Two storefronts in Detroit that have walkup take out windows. On the left, an ice cream shop, on the right, an Iggy's.
Two Detroit walkup takeout windows.

There are other ways to make in-person culture easy, such as a program in Philadelphia called Emerging Markets, which brought great performances to farmers markets so people could experience art without having to pay for a night out. Remember when IKEA stores had childcare? IKEA made it easier for people with kids to shop in-person — to actually prefer it — and others could copy that model. There are endless ways in which we could make in-person errands easier and more desirable.

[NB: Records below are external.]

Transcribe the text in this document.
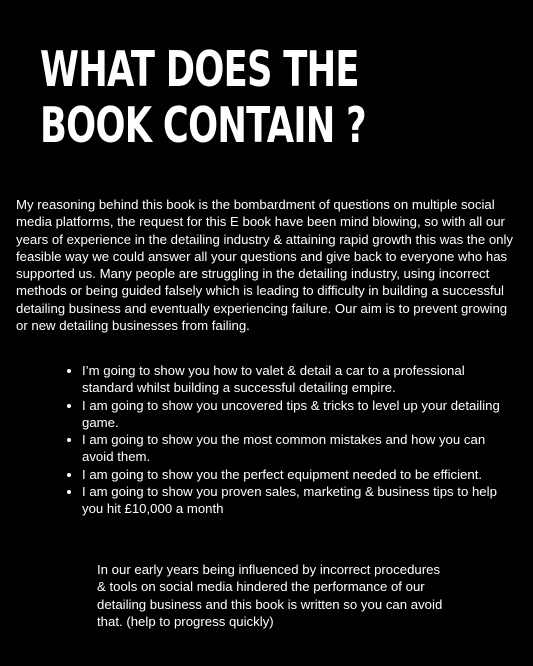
WHAT DOES THE
BOOK CONTAIN ?

My reasoning behind this book is the bombardment of questions on multiple social media platforms, the request for this E book have been mind blowing, so with all our years of experience in the detailing industry & attaining rapid growth this was the only feasible way we could answer all your questions and give back to everyone who has supported us. Many people are struggling in the detailing industry, using incorrect methods or being guided falsely which is leading to difficulty in building a successful detailing business and eventually experiencing failure. Our aim is to prevent growing or new detailing businesses from failing.

• I’m going to show you how to valet & detail a car to a professional standard whilst building a successful detailing empire.
• I am going to show you uncovered tips & tricks to level up your detailing game.
• I am going to show you the most common mistakes and how you can avoid them.
• I am going to show you the perfect equipment needed to be efficient.
• I am going to show you proven sales, marketing & business tips to help you hit £10,000 a month

In our early years being influenced by incorrect procedures & tools on social media hindered the performance of our detailing business and this book is written so you can avoid that. (help to progress quickly)
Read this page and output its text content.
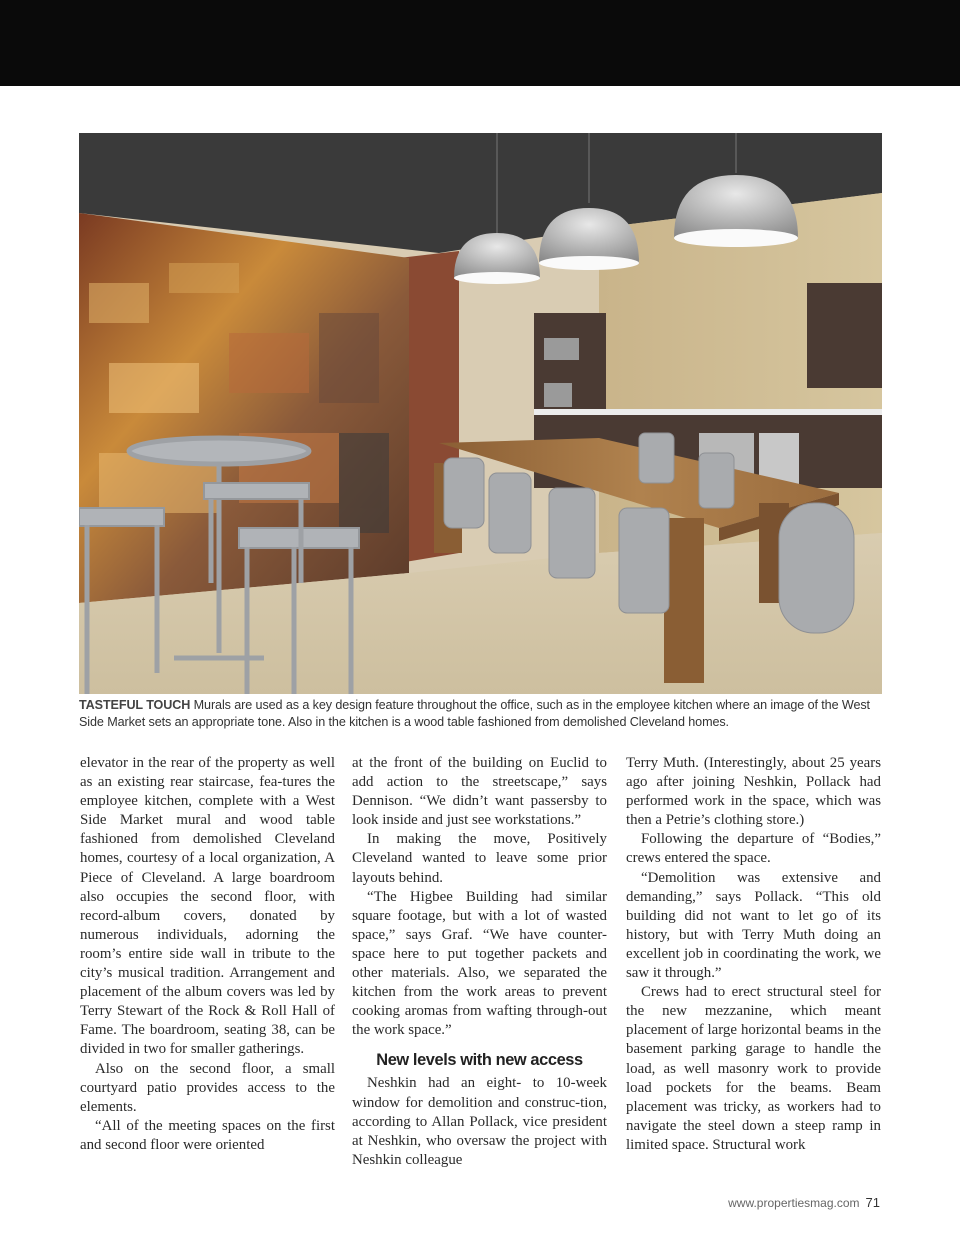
TASTEFUL TOUCH Murals are used as a key design feature throughout the office, such as in the employee kitchen where an image of the West Side Market sets an appropriate tone. Also in the kitchen is a wood table fashioned from demolished Cleveland homes.

elevator in the rear of the property as well as an existing rear staircase, fea-tures the employee kitchen, complete with a West Side Market mural and wood table fashioned from demolished Cleveland homes, courtesy of a local organization, A Piece of Cleveland. A large boardroom also occupies the second floor, with record-album covers, donated by numerous individuals, adorning the room’s entire side wall in tribute to the city’s musical tradition. Arrangement and placement of the album covers was led by Terry Stewart of the Rock & Roll Hall of Fame. The boardroom, seating 38, can be divided in two for smaller gatherings.

Also on the second floor, a small courtyard patio provides access to the elements.

“All of the meeting spaces on the first and second floor were oriented

at the front of the building on Euclid to add action to the streetscape,” says Dennison. “We didn’t want passersby to look inside and just see workstations.”

In making the move, Positively Cleveland wanted to leave some prior layouts behind.

“The Higbee Building had similar square footage, but with a lot of wasted space,” says Graf. “We have counter-space here to put together packets and other materials. Also, we separated the kitchen from the work areas to prevent cooking aromas from wafting through-out the work space.”

New levels with new access

Neshkin had an eight- to 10-week window for demolition and construc-tion, according to Allan Pollack, vice president at Neshkin, who oversaw the project with Neshkin colleague

Terry Muth. (Interestingly, about 25 years ago after joining Neshkin, Pollack had performed work in the space, which was then a Petrie’s clothing store.)

Following the departure of “Bodies,” crews entered the space.

“Demolition was extensive and demanding,” says Pollack. “This old building did not want to let go of its history, but with Terry Muth doing an excellent job in coordinating the work, we saw it through.”

Crews had to erect structural steel for the new mezzanine, which meant placement of large horizontal beams in the basement parking garage to handle the load, as well masonry work to provide load pockets for the beams. Beam placement was tricky, as workers had to navigate the steel down a steep ramp in limited space. Structural work

www.propertiesmag.com 71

  • Consider a four-day work week. Many people who push for hybrid work are those who need extra personal time. It’s clear that the traditional 9-to-5, Monday-to-Friday is problematic, especially for caregivers. European countries by contrast prize a shorter work week, but make the effort to show up in person for work. Some European countries have a shorter work week for caregivers, others for everyone. I think that if parents had one extra day off each week — or firmer caps on the total number of hours worked — the need to work from home would not be as great.